By Joshua Juneau, Michel Drapeau      

•The interim report on the court martial comprehensive review does not instil confidence that the military justice system is working, and this should bring tremendous concern, and a sense of urgency, to Parliament that significant reform is required. •It is the duty of our Parliament and the minister of justice to be vigilant and not allow our military to operate in a vacuum. Former French prime minister Georges Clemenceau once famously quipped: 'War is too important a matter to be left to the military.' Perhaps there is a conventional wisdom to this statement, and military justice, accordingly, is also to important a matter to be left to the military.

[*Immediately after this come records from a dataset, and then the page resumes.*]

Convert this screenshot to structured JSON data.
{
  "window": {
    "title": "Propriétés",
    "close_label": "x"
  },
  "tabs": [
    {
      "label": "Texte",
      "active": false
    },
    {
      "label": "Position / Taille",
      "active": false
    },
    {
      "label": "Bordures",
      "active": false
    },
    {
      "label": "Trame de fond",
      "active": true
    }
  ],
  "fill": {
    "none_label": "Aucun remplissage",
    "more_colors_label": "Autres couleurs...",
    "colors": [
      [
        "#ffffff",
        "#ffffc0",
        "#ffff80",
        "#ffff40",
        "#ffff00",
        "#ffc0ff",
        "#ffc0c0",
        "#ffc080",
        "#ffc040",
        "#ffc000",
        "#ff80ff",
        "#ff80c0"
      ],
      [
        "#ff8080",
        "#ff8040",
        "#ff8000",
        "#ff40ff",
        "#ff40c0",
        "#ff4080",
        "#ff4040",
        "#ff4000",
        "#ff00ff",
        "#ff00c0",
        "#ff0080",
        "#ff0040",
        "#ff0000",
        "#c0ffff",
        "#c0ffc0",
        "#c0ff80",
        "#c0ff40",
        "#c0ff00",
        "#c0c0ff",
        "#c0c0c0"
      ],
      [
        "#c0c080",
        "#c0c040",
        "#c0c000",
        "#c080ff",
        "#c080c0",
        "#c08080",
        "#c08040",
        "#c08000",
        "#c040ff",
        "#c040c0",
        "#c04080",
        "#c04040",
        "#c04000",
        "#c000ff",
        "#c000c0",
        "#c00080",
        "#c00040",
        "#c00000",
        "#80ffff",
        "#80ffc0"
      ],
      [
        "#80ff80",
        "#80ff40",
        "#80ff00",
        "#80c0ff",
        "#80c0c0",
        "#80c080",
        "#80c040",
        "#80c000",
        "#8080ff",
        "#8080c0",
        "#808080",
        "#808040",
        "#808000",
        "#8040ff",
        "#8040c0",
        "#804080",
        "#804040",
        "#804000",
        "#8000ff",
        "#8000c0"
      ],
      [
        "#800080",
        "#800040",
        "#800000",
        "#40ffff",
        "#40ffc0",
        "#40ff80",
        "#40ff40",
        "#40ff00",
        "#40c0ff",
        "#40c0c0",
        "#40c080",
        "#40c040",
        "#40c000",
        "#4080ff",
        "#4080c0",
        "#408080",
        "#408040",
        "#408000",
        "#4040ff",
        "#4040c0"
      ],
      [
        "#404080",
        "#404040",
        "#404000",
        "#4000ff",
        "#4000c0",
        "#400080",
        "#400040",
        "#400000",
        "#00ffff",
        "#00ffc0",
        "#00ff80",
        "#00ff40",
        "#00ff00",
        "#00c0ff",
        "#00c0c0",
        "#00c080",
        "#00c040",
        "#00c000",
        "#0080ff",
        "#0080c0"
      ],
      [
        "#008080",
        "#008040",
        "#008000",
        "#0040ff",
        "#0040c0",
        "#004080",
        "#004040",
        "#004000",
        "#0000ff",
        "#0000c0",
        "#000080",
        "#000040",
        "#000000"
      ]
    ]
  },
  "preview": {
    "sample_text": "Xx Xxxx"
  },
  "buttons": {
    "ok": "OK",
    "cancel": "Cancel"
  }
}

Canada’s Minister of Justice Jody Wilson-Raybould is also ‘absent in office’ on the military justice file, write Michel Drapeau and Joshua Juneau. Yet, Sec. 4 of the Department of Justice Act gives the minister responsibility as superintendent over 'all matters connected with the administration of justice in Canada,' including the military justice system. The Hill Times file photograph

OTTAWA—The cornerstone of Canada’s constitutional democracy is the separation of government powers. As the artisans of law and with a complete oversight duty over the executive, the legislature arguably wields the greatest power. If there is public demand for a policy shift, it is the legislature that exercises control over the executive to ensure that the public interest is maintained. This includes control over all government departments, including the Canadian Armed Forces.